This week was the start of my proper teaching at Stockholm. Even if I have given three research seminars and one lecture in the ‘Humans and metals’ course, my main responsibility is to be one of the teachers in the Volterra field school. This means three lectures on GIS and digital recording methods, two demonstrations and practicals, one lecture on Etruscan religion and burial customs and two weeks in Volterra supervising group exercises and practicals. I do all this in Swedish, even if we will build the database in English, since it will be available to the commune and the Superintendency in Tuscany.
The main problem has been looking for the Swedish words for all those concepts I have always discuss and taught in English. Very often the Swedish use the English words as well in computing connections, but one has to prepare lectures with proper terminology. Luckily, the Landsmäteri and many universities had enough content, so I could find the terms but also some illustrations in Swedish. However, to add to my linguistic confusion, our ArcGIS version is in English, so after more theoretical content, I gave a demonstration that was peppered with comments such as ‘Add layer’ and ‘Display units’. Naturally, all Italian map layers available thanks to the INSPIRE directive have their downloading interfaces, names and information in Italian. Hopefully, this will make clear the rule 1 in Italian archaeology: "you really need to read and speak Italian".

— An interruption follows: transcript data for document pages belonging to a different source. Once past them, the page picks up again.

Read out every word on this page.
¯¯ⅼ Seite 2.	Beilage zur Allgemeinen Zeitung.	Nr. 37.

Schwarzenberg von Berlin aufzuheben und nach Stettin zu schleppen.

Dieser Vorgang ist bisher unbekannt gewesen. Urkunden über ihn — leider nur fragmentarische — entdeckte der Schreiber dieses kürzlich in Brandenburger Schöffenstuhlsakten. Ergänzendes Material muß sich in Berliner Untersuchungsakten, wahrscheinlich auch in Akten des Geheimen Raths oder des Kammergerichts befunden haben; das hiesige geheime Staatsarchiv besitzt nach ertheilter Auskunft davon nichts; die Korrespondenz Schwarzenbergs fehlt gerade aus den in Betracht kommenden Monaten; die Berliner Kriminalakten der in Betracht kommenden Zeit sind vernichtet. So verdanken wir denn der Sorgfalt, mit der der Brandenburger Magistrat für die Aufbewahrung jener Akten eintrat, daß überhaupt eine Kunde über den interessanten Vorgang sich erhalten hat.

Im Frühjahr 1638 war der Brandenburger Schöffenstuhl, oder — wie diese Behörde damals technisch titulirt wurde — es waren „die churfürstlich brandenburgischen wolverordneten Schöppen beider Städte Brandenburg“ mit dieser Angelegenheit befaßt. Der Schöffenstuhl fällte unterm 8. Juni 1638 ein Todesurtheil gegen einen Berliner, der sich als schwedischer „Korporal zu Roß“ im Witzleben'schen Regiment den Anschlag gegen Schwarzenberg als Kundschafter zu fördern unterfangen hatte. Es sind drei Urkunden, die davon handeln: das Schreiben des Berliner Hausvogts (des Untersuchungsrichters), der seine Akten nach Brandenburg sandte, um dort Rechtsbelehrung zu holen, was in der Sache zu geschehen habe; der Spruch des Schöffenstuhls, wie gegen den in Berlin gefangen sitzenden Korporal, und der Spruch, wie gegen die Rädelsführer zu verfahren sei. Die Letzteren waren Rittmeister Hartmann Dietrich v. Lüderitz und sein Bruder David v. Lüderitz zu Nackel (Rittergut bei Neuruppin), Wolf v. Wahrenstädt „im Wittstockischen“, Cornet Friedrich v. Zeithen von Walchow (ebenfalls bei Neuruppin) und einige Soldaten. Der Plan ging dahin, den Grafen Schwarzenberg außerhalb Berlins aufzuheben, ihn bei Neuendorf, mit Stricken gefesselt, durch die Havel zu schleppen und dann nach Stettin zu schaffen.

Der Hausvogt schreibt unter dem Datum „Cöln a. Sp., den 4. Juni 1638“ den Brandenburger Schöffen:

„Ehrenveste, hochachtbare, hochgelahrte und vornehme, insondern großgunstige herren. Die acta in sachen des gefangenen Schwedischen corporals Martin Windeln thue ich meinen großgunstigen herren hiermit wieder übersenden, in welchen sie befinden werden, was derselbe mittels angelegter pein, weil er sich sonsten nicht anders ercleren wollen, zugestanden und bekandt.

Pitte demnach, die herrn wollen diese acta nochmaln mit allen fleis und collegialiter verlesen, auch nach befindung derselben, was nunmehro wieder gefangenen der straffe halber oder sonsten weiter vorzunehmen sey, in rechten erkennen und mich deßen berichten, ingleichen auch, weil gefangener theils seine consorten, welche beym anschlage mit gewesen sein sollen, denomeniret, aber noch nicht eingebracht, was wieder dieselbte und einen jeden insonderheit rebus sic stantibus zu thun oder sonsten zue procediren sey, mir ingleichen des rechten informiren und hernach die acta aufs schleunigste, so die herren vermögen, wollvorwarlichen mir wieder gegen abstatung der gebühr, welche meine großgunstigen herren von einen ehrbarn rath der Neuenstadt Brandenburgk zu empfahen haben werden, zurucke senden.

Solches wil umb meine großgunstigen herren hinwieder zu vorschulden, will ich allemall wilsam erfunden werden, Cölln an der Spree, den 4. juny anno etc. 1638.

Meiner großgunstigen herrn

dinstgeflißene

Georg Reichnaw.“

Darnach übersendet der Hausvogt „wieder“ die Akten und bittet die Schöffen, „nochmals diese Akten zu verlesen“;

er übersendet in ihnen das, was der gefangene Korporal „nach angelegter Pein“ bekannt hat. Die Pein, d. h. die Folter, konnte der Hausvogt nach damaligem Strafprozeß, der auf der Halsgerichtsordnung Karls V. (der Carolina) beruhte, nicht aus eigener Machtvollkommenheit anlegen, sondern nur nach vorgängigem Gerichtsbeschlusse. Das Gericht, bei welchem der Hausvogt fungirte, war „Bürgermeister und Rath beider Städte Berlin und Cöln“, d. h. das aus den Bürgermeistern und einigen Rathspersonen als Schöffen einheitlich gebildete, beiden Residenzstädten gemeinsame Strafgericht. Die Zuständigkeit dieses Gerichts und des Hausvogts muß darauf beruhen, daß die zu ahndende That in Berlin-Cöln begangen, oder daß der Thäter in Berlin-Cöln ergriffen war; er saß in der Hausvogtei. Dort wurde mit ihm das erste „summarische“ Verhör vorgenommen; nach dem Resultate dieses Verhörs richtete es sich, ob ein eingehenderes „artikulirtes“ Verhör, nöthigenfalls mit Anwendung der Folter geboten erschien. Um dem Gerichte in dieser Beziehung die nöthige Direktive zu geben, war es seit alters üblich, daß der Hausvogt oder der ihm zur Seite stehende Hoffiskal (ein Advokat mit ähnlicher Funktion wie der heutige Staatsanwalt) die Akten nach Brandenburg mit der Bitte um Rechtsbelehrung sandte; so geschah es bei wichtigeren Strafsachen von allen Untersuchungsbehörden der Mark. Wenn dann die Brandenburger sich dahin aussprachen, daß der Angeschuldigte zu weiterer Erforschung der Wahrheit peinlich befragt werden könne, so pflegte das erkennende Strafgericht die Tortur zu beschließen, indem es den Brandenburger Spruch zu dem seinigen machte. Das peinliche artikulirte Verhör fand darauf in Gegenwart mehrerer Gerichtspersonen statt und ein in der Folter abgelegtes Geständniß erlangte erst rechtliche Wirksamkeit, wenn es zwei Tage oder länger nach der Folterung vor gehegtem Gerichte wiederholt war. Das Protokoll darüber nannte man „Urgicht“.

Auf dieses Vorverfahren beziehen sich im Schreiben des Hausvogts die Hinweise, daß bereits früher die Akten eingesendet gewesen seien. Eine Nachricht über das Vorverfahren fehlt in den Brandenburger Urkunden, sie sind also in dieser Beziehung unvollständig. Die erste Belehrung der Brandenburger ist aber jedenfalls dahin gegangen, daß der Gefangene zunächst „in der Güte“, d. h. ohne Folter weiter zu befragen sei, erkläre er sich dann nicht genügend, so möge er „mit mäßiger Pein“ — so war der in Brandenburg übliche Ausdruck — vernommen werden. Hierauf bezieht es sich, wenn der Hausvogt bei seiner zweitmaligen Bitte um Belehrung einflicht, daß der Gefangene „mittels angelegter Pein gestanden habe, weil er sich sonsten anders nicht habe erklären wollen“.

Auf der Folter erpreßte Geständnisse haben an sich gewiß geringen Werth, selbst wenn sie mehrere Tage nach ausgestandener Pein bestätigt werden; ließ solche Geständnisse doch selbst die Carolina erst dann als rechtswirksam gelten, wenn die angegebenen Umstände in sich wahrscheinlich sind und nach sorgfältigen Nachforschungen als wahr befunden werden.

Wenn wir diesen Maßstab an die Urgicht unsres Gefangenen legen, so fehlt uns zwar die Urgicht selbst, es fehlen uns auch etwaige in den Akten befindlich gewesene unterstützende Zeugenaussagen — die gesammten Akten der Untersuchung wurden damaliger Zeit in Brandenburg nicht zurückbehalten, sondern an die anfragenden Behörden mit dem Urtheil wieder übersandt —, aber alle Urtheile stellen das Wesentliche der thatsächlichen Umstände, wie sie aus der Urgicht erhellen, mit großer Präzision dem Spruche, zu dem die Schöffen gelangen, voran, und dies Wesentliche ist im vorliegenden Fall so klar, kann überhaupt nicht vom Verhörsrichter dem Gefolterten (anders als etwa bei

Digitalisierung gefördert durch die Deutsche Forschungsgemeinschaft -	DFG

I have now also ventured to photogrammetry and will be building models together with students. Sadly, laser scanning will be carried out another year, since ‘grant hunting’ has not been too successful and to be honest, there is only so much I can do as one person; I am already sorting out geographic reference system and physically getting the GPS equipment from Pisa to Volterra. It will be nice to wait for last year’s ‘laserscanner’ to return to continue his work. I am quite happy to concentrate to plan a town GIS and do photogrammetry of objects and buildings.
The teaching was a pleasant experience, although it became clear that the content in the end is easily divided into two blocks (lectures on GIS, a demonstration on ArcGIS and an exercise dealing with a database table for archaeological monuments on one hand and the digital recording and the demonstration of the Agisoft Photoscan Professional on the other), so they should in the future be split between two days in order to guarantee that people learn the basics properly. Having ‘lighter cultural content’ in the afternoon, i.e., beautiful landscapes and objects from Etruria, will make the experience smoother. In this way, people will be able to absorb the technical content better.